Outbreaks of dengue in the Pacific region are initiated by the introduction of DENV, usually from Southeast Asia, but the populations of most Pacific island nation states are too small to sustain transmission of a single DENV serotype for >4–5 years. The interisland mobility of the human population in this region ensures rapid spread of any newly introduced viruses.

That the spread of dengue virus serotypes through the Pacific should be so synchronized is remarkable. This synchronization may reflect the relatively small populations of most island states (≈250,000 residents), high attack rates, and a high birth rate (≈30% of the population is <14 years of age). If only 1 DENV serotype circulates at any time, and serotype replacement occurs approximately every 5 years, these data suggest that ≈30% (75,000) of 250,000 susceptible hosts are sufficient in these settings to support a serotype replacement and that DENV-3 may reappear in the Pacific island states in ≈2012.

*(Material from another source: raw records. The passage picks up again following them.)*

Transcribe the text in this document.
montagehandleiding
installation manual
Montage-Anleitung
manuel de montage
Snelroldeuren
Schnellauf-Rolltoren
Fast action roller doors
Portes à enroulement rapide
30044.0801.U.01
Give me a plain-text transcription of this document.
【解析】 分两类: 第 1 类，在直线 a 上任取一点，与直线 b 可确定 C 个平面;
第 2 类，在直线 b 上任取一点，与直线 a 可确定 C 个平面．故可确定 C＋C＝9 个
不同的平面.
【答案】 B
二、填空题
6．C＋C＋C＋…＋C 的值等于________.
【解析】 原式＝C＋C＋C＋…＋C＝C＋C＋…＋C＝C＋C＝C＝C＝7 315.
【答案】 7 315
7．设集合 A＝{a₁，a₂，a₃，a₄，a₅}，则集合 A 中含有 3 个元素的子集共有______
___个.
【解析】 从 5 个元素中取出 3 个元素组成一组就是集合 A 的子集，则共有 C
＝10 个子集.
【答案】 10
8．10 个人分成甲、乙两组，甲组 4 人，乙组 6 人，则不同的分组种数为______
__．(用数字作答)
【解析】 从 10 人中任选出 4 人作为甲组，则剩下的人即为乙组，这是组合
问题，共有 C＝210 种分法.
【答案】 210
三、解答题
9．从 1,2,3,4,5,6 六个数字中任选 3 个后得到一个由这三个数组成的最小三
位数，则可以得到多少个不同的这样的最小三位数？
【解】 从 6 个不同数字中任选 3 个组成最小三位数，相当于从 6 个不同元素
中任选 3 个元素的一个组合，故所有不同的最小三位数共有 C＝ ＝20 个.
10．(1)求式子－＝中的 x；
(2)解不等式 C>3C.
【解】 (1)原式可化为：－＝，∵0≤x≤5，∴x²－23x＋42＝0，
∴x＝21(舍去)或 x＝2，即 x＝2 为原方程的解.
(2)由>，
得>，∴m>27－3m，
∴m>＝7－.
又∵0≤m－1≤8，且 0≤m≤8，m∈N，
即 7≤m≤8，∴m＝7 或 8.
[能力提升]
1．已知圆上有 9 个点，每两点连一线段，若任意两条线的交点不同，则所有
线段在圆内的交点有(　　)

At this stage of study, data are insufficient for drawing conclusions about a role for the amino acid changes at E335 and E365 in the reemergence of DENV-4 in the Pacific region. There may be value in delineating the factors that appear to enable multiple DENV serotypes to circulate in urban areas of more developed Pacific nations (e.g., French Polynesia, New Caledonia, Australia) but that appear to prevent cocirculation of DENV serotypes in nations that are less developed but rapidly becoming urbanized. Such a study, however, would require more robust and comprehensive dengue surveillance programs than exist in many of these nations.